Los científicos descubren un efecto inesperado de Ozempic en el cerebro que no esperaban encontrar
Un estudio observa alteraciones en redes neuronales vinculadas a la atención y la conducta tras el uso de medicamentos basados en GLP-1
Síguenos en Google
Los medicamentos basados en semaglutida, como Ozempic, llevan años ocupando titulares por su capacidad para controlar la diabetes tipo 2 y favorecer la pérdida de peso. Sin embargo, una investigación desarrollada en Estados Unidos ha puesto el foco en un terreno mucho menos explorado: el cerebro.
Los resultados han despertado el interés de la comunidad científica al detectar modificaciones en determinados circuitos neuronales después de varios meses de tratamiento.
El trabajo fue realizado por investigadores de la Universidad de Colorado Anschutz y analizó a un grupo de 13 adolescentes y mujeres jóvenes con trastornos hormonales ováricos que recibieron fármacos de la familia GLP-1.
Los participantes fueron sometidos a pruebas de neuroimagen antes y después del tratamiento con el objetivo de comprobar si existían cambios más allá de los efectos metabólicos conocidos.
Los científicos encontraron un aumento de las conexiones en la denominada red de prominencia cerebral, un sistema que ayuda al cerebro a seleccionar qué estímulos son relevantes y dónde dirigir la atención.
Según los investigadores, el incremento observado fue una de las conclusiones más llamativas del estudio porque no era un efecto previsto inicialmente.
Ozempic: la red cerebral que ha llamado la atención de los investigadores
La red de prominencia desempeña un papel relevante en procesos relacionados con la atención, la toma de decisiones, la motivación y determinadas respuestas emocionales. Por ese motivo, cualquier modificación en su funcionamiento genera interés entre los especialistas en neurociencia.
Los autores del estudio reconocen que todavía no se conoce con exactitud el significado clínico de estos cambios. La investigación no concluye que Ozempic altere la personalidad ni que provoque transformaciones psicológicas concretas.
Lo que sí muestra es que existen modificaciones medibles en la conectividad cerebral tras el tratamiento, un hallazgo que requiere nuevas investigaciones para comprender su alcance real.
La profesora Allison Shapiro, una de las investigadoras implicadas en este campo de estudio, ha señalado que los resultados fueron inesperados y que aún no existen respuestas definitivas sobre sus consecuencias.
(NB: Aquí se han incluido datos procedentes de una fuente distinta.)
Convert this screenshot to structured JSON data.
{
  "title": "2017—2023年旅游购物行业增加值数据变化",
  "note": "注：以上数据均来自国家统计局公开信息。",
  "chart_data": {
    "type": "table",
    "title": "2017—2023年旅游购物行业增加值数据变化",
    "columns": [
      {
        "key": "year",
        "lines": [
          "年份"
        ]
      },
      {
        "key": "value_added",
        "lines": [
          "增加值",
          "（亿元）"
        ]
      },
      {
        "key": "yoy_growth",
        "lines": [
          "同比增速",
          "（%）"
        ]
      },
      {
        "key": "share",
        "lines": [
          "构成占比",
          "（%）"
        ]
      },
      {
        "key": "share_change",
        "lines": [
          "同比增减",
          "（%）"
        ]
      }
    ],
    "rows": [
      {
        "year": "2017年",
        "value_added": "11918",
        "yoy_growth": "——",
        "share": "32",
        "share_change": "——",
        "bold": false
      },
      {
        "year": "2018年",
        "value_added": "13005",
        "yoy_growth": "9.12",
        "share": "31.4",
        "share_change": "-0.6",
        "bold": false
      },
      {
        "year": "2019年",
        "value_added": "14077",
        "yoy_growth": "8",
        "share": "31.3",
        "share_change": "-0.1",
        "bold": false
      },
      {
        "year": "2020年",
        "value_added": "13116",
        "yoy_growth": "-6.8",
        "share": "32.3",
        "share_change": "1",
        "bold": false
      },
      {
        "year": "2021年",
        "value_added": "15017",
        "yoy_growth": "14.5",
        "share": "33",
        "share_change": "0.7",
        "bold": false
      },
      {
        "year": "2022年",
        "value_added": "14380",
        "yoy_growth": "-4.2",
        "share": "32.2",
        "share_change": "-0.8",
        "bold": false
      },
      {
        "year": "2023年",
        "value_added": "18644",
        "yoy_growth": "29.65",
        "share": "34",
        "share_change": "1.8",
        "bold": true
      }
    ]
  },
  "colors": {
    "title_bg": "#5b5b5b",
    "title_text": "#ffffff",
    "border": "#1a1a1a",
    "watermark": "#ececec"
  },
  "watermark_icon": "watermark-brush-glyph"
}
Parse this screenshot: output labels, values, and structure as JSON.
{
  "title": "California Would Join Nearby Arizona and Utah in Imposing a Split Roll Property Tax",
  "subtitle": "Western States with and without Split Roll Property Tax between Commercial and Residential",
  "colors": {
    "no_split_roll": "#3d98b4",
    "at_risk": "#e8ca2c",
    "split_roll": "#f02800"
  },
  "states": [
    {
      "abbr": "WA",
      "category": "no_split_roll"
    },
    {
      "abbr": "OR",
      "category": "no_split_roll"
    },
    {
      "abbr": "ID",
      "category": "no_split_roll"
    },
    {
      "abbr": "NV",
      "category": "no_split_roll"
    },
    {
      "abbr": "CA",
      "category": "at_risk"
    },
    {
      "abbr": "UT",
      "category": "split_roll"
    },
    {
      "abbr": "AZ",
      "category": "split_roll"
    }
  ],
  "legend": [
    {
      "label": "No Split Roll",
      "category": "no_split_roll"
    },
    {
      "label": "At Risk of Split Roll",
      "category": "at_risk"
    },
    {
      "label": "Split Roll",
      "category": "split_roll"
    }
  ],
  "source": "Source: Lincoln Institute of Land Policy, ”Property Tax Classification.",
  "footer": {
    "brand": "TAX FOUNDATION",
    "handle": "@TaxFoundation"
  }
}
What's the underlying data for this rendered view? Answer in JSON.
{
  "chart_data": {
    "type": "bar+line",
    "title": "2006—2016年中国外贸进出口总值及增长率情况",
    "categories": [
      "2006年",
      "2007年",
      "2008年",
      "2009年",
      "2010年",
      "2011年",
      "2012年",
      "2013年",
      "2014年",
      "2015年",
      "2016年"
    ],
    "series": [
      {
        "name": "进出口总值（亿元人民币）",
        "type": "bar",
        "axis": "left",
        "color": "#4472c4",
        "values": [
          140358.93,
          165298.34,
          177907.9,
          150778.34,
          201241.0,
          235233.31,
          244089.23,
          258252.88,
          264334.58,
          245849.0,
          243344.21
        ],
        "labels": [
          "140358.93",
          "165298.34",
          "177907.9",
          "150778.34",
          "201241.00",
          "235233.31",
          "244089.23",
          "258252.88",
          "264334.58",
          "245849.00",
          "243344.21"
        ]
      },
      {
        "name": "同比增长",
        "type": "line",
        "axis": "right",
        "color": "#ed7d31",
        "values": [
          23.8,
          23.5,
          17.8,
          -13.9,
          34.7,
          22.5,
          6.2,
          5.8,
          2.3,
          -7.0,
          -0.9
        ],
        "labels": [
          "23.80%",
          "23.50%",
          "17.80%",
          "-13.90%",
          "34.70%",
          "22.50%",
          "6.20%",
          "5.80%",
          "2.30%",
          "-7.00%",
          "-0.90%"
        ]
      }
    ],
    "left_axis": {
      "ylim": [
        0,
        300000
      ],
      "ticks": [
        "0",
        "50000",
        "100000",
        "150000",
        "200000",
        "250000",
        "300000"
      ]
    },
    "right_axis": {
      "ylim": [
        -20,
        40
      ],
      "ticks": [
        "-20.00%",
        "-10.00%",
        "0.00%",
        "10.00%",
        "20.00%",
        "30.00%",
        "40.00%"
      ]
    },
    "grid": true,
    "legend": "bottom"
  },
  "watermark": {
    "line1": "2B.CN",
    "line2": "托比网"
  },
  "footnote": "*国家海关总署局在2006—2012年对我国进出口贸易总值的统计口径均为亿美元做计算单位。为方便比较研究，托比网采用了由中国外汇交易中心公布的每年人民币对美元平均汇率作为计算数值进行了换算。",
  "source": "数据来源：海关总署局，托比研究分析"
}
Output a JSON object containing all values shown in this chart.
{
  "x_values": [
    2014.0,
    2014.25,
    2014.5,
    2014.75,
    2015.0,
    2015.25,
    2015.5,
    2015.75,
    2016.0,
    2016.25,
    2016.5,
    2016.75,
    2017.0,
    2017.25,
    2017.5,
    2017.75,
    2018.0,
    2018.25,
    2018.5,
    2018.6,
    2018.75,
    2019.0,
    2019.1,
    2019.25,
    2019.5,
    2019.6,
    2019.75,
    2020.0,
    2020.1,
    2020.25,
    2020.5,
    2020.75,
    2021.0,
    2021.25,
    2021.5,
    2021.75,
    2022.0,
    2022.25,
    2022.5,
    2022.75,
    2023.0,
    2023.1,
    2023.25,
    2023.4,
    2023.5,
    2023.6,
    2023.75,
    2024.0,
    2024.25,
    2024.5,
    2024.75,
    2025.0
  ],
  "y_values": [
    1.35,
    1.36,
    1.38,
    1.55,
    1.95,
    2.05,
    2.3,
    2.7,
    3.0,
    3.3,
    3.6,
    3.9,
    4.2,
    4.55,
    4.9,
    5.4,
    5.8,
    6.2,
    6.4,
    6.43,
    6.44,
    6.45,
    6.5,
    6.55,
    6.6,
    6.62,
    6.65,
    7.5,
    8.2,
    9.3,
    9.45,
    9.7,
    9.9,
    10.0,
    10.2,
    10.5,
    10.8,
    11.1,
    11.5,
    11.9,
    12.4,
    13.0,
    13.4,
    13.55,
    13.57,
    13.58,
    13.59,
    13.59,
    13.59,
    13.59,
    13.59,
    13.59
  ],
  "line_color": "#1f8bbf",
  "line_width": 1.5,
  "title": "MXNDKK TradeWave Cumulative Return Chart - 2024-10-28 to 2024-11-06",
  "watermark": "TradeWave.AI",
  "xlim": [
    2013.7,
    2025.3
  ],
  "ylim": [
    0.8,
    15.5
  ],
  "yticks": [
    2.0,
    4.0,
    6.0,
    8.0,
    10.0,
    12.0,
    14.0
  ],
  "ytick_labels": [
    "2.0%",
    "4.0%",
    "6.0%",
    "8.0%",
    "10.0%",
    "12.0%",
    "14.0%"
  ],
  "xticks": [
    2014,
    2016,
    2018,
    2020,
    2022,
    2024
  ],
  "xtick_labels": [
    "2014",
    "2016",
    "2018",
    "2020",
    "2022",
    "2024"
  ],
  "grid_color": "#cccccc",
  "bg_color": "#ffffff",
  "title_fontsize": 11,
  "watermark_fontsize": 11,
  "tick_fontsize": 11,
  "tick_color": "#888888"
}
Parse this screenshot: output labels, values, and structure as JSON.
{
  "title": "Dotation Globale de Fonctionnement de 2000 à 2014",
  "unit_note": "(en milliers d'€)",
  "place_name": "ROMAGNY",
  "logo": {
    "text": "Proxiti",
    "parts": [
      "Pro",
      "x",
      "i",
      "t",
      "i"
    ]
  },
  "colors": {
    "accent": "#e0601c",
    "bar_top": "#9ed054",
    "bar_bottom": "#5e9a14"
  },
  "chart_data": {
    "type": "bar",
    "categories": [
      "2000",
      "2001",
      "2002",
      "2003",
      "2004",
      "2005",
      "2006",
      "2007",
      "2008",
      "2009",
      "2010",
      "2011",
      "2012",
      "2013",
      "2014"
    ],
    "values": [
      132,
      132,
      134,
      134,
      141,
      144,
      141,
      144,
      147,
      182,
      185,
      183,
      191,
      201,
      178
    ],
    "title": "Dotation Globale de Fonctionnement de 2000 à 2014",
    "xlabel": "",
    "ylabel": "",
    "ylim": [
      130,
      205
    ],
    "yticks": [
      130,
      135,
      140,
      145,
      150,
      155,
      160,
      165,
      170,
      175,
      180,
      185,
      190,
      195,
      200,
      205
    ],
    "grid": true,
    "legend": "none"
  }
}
Precisamente esa incertidumbre es la que ha impulsado nuevas líneas de trabajo destinadas a determinar si estas alteraciones tienen efectos funcionales o si representan una adaptación biológica sin impacto clínico relevante.
Los medicamentos GLP-1 imitan una hormona que participa en la regulación del apetito y del metabolismo de la glucosa. Sin embargo, cada vez existen más evidencias de que también interactúan con mecanismos neurológicos relacionados con la sensación de recompensa, el hambre y algunos comportamientos asociados a la alimentación.
Un campo de investigación que va mucho más allá de la pérdida de peso
El interés científico por estos fármacos ha crecido de forma notable en los últimos años. Además de la obesidad y la diabetes, distintos grupos de investigación estudian su posible relación con procesos como la inflamación cerebral, las adicciones, el deterioro cognitivo y algunas enfermedades neurodegenerativas.
Una de las cuestiones abiertas es determinar dónde se originan exactamente los efectos observados. Los expertos investigan si las modificaciones detectadas parten del cerebro de forma directa o si están mediadas por señales procedentes del intestino, un órgano estrechamente conectado con el sistema nervioso mediante complejos circuitos hormonales y metabólicos.
Por ahora, los resultados deben interpretarse con cautela debido al reducido tamaño de la muestra analizada. Aun así, el estudio aporta una nueva pieza al conocimiento sobre unos medicamentos cuyo impacto parece extenderse más allá del control del peso corporal.
Los investigadores coinciden en que serán necesarios trabajos de mayor escala para confirmar estos hallazgos y determinar si las alteraciones observadas tienen implicaciones clínicas a largo plazo o forman parte de la respuesta normal del organismo al tratamiento.